Technology can play a big part in this pillar as well. With the use of analytical tools, you can analyze huge amounts of data fast. AI can handle much of the heavy lifting typically done by humans, generating initial insights that accelerate decision-making by a factor of at least 10x — while freeing up your team’s time to focus on making the right decisions faster. For that, you need to have the right data (from internal as well as external data sources), the right technology (planning & analytical tools) as well as the data analytical skills in your team.

Collaboration

Collaboration is key! In supply chains, no one can do all by himself. So, you need to build a network of strategic partners, up and downstream. Think of logistical provides, consumers, external production capacity, suppliers, suppliers of suppliers. Controlling this value chain has become critical. Working as a well-oiled machine and sharing information on a frequent base (minutes instead of days) will allow all partners in your supply chain to reap the benefits of being resilient (read: increase margins for all involved) and push for a tighter relationship.

Also, allow yourself to switch quickly. If your preferred supplier A cannot deliver, be able to get the same quantity and quality from supplier B. What COVID-19 made painfully clear is that supply chains are in need to diversify in suppliers!

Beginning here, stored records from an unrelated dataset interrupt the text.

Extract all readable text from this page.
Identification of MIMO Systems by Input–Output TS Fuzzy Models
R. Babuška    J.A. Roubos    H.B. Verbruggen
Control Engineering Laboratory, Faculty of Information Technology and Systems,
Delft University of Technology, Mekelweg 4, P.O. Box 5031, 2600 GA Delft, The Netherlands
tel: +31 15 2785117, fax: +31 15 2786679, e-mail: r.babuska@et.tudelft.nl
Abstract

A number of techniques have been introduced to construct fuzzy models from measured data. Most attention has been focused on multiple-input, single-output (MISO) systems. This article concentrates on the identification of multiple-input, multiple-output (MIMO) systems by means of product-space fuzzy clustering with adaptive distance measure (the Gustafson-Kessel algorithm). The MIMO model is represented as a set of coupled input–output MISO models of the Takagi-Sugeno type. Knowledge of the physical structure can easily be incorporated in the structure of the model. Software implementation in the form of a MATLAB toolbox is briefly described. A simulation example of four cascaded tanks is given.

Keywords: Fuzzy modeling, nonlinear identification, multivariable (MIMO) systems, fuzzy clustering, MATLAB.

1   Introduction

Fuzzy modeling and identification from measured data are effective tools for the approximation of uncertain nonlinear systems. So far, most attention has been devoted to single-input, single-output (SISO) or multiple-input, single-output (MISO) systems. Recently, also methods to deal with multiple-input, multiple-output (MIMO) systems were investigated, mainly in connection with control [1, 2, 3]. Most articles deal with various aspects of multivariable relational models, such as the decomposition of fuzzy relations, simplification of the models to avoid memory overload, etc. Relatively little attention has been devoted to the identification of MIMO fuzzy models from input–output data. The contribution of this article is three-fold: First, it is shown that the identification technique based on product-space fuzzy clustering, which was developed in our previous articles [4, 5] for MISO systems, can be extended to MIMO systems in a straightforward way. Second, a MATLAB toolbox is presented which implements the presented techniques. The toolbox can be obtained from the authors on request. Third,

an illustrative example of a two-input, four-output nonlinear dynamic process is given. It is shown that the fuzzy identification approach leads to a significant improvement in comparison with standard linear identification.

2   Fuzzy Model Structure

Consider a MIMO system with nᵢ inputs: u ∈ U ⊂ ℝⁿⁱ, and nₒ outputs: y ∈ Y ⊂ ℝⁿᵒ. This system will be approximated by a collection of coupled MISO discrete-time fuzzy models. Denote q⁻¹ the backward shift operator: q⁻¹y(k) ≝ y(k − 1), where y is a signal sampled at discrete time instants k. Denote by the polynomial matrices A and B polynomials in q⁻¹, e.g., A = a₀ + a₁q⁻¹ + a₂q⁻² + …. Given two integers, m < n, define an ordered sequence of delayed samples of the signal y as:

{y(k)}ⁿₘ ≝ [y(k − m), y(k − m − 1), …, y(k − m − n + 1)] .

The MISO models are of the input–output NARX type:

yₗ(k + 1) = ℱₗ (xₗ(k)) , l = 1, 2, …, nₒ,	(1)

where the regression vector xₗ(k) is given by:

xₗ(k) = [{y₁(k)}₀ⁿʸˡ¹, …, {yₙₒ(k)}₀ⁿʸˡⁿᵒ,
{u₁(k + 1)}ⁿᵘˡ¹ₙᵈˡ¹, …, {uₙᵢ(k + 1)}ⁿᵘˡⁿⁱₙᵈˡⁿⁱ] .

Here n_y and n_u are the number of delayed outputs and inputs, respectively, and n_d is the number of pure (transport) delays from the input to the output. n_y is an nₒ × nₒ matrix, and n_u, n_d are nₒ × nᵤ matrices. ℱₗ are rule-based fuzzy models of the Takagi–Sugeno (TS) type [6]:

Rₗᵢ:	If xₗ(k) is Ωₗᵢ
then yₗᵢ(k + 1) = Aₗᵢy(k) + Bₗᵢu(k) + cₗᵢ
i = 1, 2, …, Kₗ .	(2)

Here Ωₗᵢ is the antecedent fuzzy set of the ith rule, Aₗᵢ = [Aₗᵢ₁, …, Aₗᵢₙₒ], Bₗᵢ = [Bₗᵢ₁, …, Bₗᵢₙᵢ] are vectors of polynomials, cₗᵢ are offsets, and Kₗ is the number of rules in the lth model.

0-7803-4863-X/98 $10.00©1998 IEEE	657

Again, technology can play a big role here: the faster the information flows, the easier it is to adapt. And trust, as mentioned before, is key for excellent collaboration. You need to be able to trust your strategic partners to gain the benefits. Agree on long term goals with your value chain partners and divide the benefits according to the effort and investment each partner puts in.

Control

This last pillar is all about your influence in the value chain. How much control do you have, and how big a say do you have as a company in decisions that impact the full value chain? The same goes for rules & regulations. How much freedom do you have to operate (within boundaries) to adjust your plans, processes, and ways of working? The larger your control, the more flexible you can be.

Control also applies to the analytics component. The more insights you have, the earlier warning signal from the value chain reaches your organization, the more control you have on the available options. This increases your flexibility and resilience.

Forecasts Supply Chain Optimization

Conclusion

To become and stay resilient, you need to pay attention to all four pillars as described above. The old ways of working do not apply anymore. Just-in-Time (JIT) has become Just-in-Case. The option to have several suppliers for the same raw materials, the option to stock more inventory at different stages and locations in your supply chain, the ability to share more data with your value chain partners. Actions taken to become more resilient, to respond quicker to events happening in the supply chain, to make sure you can meet demand with supply. And stay relevant for the future!